La bolsa de basura golpeó el pecho de Ethan Reed en cuanto intentó abrir la puerta del coche. La segunda estalló contra el parabrisas y cubrió al elegante novio con restos de café, flores marchitas y fruta podrida.

Una bienvenida cruel en la mansión Bennett

Las carcajadas estallaron frente a la mansión Bennett. “¿Ese es el príncipe que elegiste?”, gritó la tía Margaret hacia la ventana del piso superior. “¡Un conductor sucio con un traje prestado!” Ethan bajó del viejo sedán negro y se limpió con calma los restos pegados a su hombro. Durante seis meses, Nora Bennett lo había conocido como un conductor modesto que hacía turnos dobles. No sabía que “Reed” era el apellido de su madre, ni que Ethan Vale, un multimillonario reservado y dueño de la mayor red privada de transporte del país, estaba bajo su balcón.

Él había planeado revelar quién era después de su boda privada. Ahora, por primera vez, agradecía haber esperado. Margaret avanzó con paso firme, luciendo joyas compradas con dinero que no le pertenecía. Desde la muerte del padre de Nora, ella había controlado el fideicomiso familiar y había repetido una y otra vez que las inversiones habían fracasado. En realidad, los investigadores privados de Ethan ya habían descubierto empresas fantasma, firmas falsificadas y millones desviados al negocio hotelero de Margaret.

La verdad empieza a salir a la luz

Blake, el hijo de Margaret, bajó las escaleras acompañado de tres primos tambaleantes por el alcohol. “Dale la vuelta al coche, chofer. Nora no se casa con la pobreza”, dijo con desdén. “Ella me pidió que la recogiera a las diez”, respondió Ethan, sereno. “Y son las diez”. Blake le agarró del cuello del traje. “¿No me oíste?” “Sí te oí.” “Entonces vete.”

Ethan mantuvo la mirada tranquila y, por un instante, la dirigió hacia la pequeña cámara del tablero, cuyo punto rojo seguía parpadeando. Margaret se acercó más, con la voz baja y afilada: “Si esa muchacha tonta se casa contigo, la auditoría del fideicomiso empezará el lunes. No permitiré que un miserable de la calle arruine a esta familia”. Ethan no respondió. Pero ya había oído suficiente. Desde arriba se escuchó un ruido seco, y luego apareció Nora en la puerta, vestida con un sencillo traje blanco y el rostro encendido de indignación.

“¿Qué le hicieron?”, preguntó Nora, mirando directamente a su familia. “No estamos destruyéndote —dijo Margaret—. Te estamos salvando.” “¿Salvándome con basura?”, contestó Nora. “No.

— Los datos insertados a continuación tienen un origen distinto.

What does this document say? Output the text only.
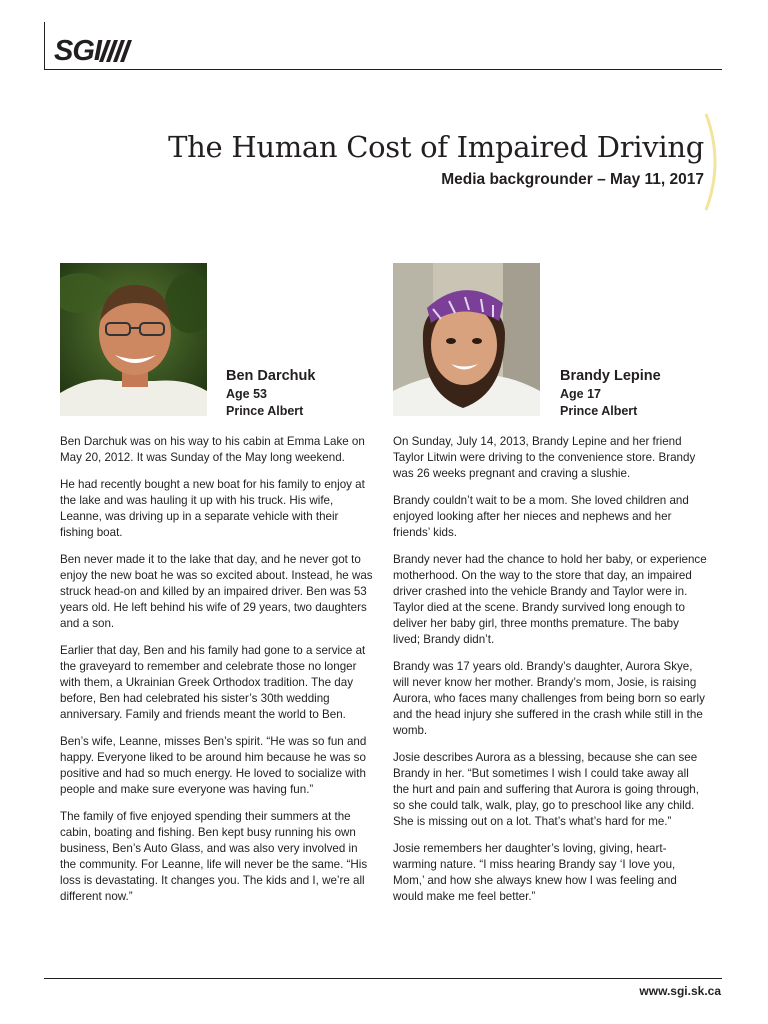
SGI
The Human Cost of Impaired Driving
Media backgrounder – May 11, 2017
Ben Darchuk
Age 53
Prince Albert
Brandy Lepine
Age 17
Prince Albert

Ben Darchuk was on his way to his cabin at Emma Lake on May 20, 2012. It was Sunday of the May long weekend.

He had recently bought a new boat for his family to enjoy at the lake and was hauling it up with his truck. His wife, Leanne, was driving up in a separate vehicle with their fishing boat.

Ben never made it to the lake that day, and he never got to enjoy the new boat he was so excited about. Instead, he was struck head-on and killed by an impaired driver. Ben was 53 years old. He left behind his wife of 29 years, two daughters and a son.

Earlier that day, Ben and his family had gone to a service at the graveyard to remember and celebrate those no longer with them, a Ukrainian Greek Orthodox tradition. The day before, Ben had celebrated his sister’s 30th wedding anniversary. Family and friends meant the world to Ben.

Ben’s wife, Leanne, misses Ben’s spirit. “He was so fun and happy. Everyone liked to be around him because he was so positive and had so much energy. He loved to socialize with people and make sure everyone was having fun.”

The family of five enjoyed spending their summers at the cabin, boating and fishing. Ben kept busy running his own business, Ben’s Auto Glass, and was also very involved in the community. For Leanne, life will never be the same. “His loss is devastating. It changes you. The kids and I, we’re all different now.”

On Sunday, July 14, 2013, Brandy Lepine and her friend Taylor Litwin were driving to the convenience store. Brandy was 26 weeks pregnant and craving a slushie.

Brandy couldn’t wait to be a mom. She loved children and enjoyed looking after her nieces and nephews and her friends’ kids.

Brandy never had the chance to hold her baby, or experience motherhood. On the way to the store that day, an impaired driver crashed into the vehicle Brandy and Taylor were in. Taylor died at the scene. Brandy survived long enough to deliver her baby girl, three months premature. The baby lived; Brandy didn’t.

Brandy was 17 years old. Brandy’s daughter, Aurora Skye, will never know her mother. Brandy’s mom, Josie, is raising Aurora, who faces many challenges from being born so early and the head injury she suffered in the crash while still in the womb.

Josie describes Aurora as a blessing, because she can see Brandy in her. “But sometimes I wish I could take away all the hurt and pain and suffering that Aurora is going through, so she could talk, walk, play, go to preschool like any child. She is missing out on a lot. That’s what’s hard for me.”

Josie remembers her daughter’s loving, giving, heart-warming nature. “I miss hearing Brandy say ‘I love you, Mom,’ and how she always knew how I was feeling and would make me feel better.”

www.sgi.sk.ca
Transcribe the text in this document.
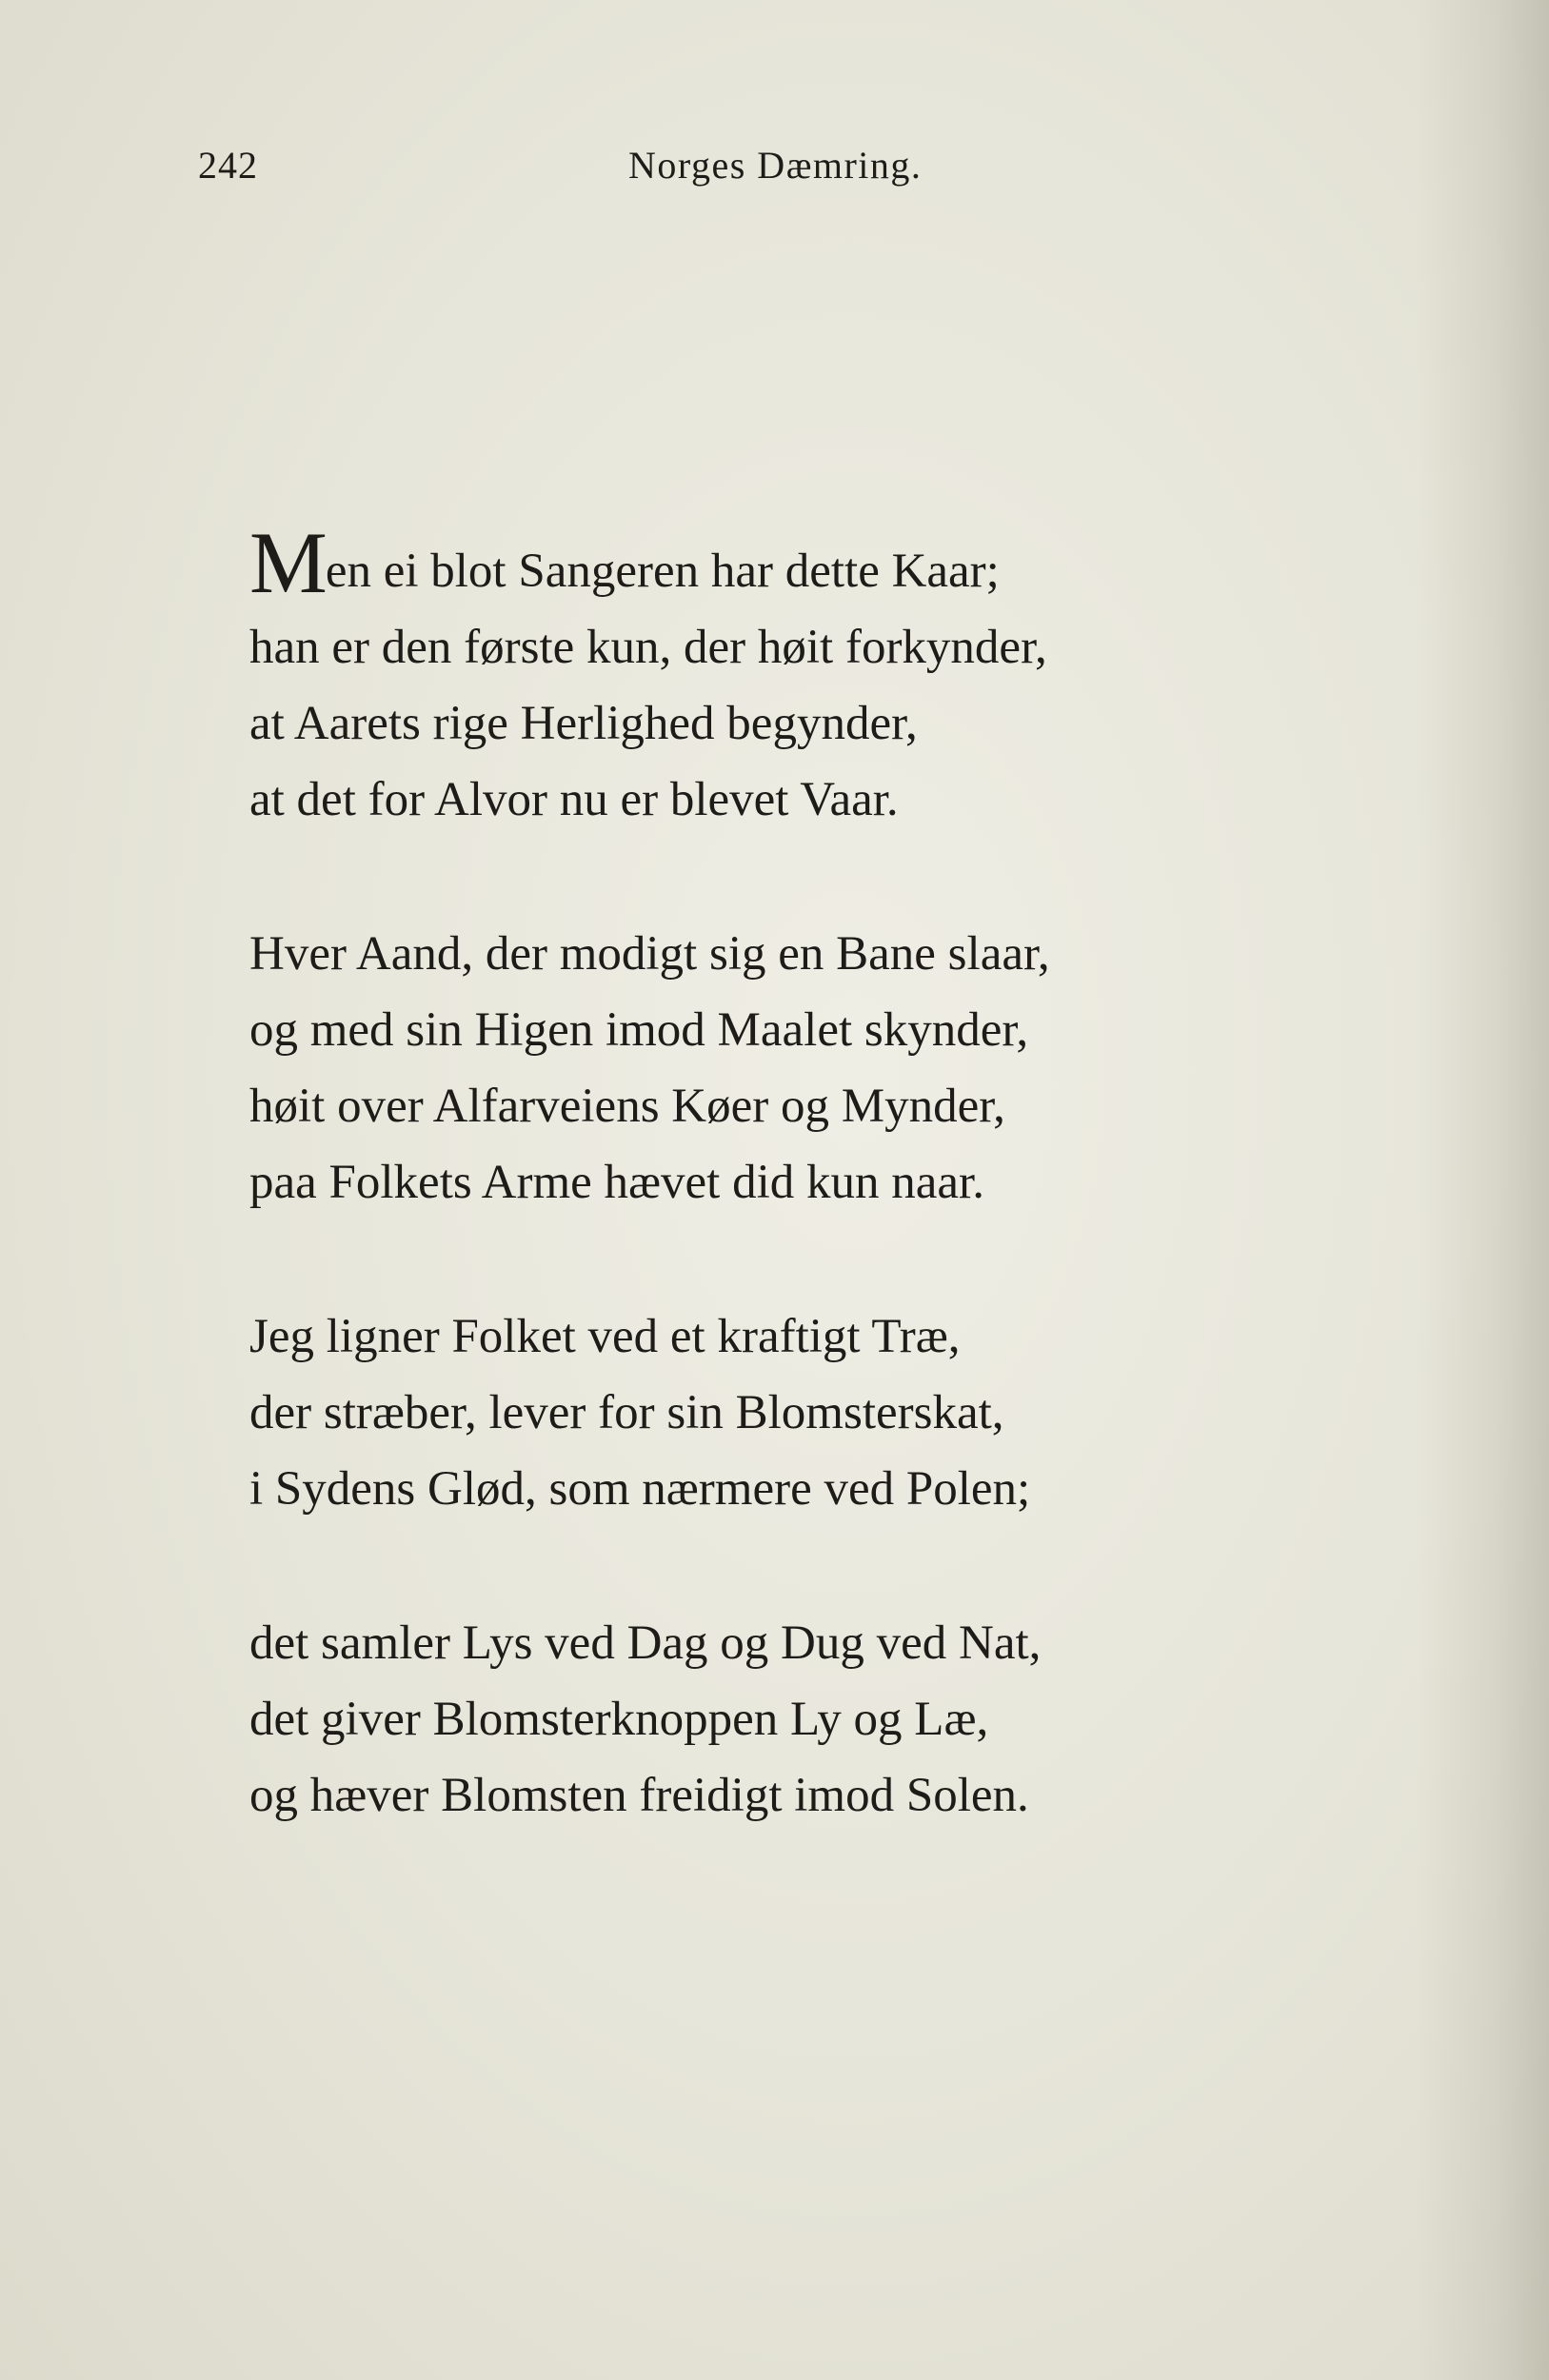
242	Norges Dæmring.
Men ei blot Sangeren har dette Kaar;
han er den første kun, der høit forkynder,
at Aarets rige Herlighed begynder,
at det for Alvor nu er blevet Vaar.
Hver Aand, der modigt sig en Bane slaar,
og med sin Higen imod Maalet skynder,
høit over Alfarveiens Køer og Mynder,
paa Folkets Arme hævet did kun naar.
Jeg ligner Folket ved et kraftigt Træ,
der stræber, lever for sin Blomsterskat,
i Sydens Glød, som nærmere ved Polen;
det samler Lys ved Dag og Dug ved Nat,
det giver Blomsterknoppen Ly og Læ,
og hæver Blomsten freidigt imod Solen.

Intentamos evitar que nos avergüences”, añadió Blake.

Nora bajó los escalones, tomó la mano manchada de Ethan y se colocó a su lado. “Prefiero luchar junto a un hombre bueno que vivir cómoda con personas crueles”. Por primera vez, Ethan sonrió de verdad. Blake, furioso, le arrebató las llaves del coche. “Ninguno de los dos se va a ir”. Ethan sacó del bolsillo su teléfono, detuvo la vibración y observó la pantalla con calma. Un mensaje apareció durante una fracción de segundo, aunque Blake no llegó a verlo:

  • Orden judicial aprobada.
  • Cuentas Bennett congeladas.
  • Las pruebas ya están registradas.

Ethan levantó la vista hacia Nora. “¿Sigues queriendo casarte conmigo?” “Con todo mi corazón”, respondió ella. “Bien”, dijo él en voz baja. “Entonces dejemos que cometan su último error”.

En medio del silencio que siguió, quedó claro que la humillación no había salido como la familia Bennett esperaba. Lo que creían una escena de vergüenza era, en realidad, el comienzo de su caída. Nora ya había elegido de qué lado estar, y Ethan acababa de dar el primer paso para desenmascararlos.

Resumen: la familia Bennett intentó ridiculizar a Ethan, pero no sabía que él ya tenía pruebas decisivas. Con Nora a su lado, la verdad estaba a punto de cambiarlo todo.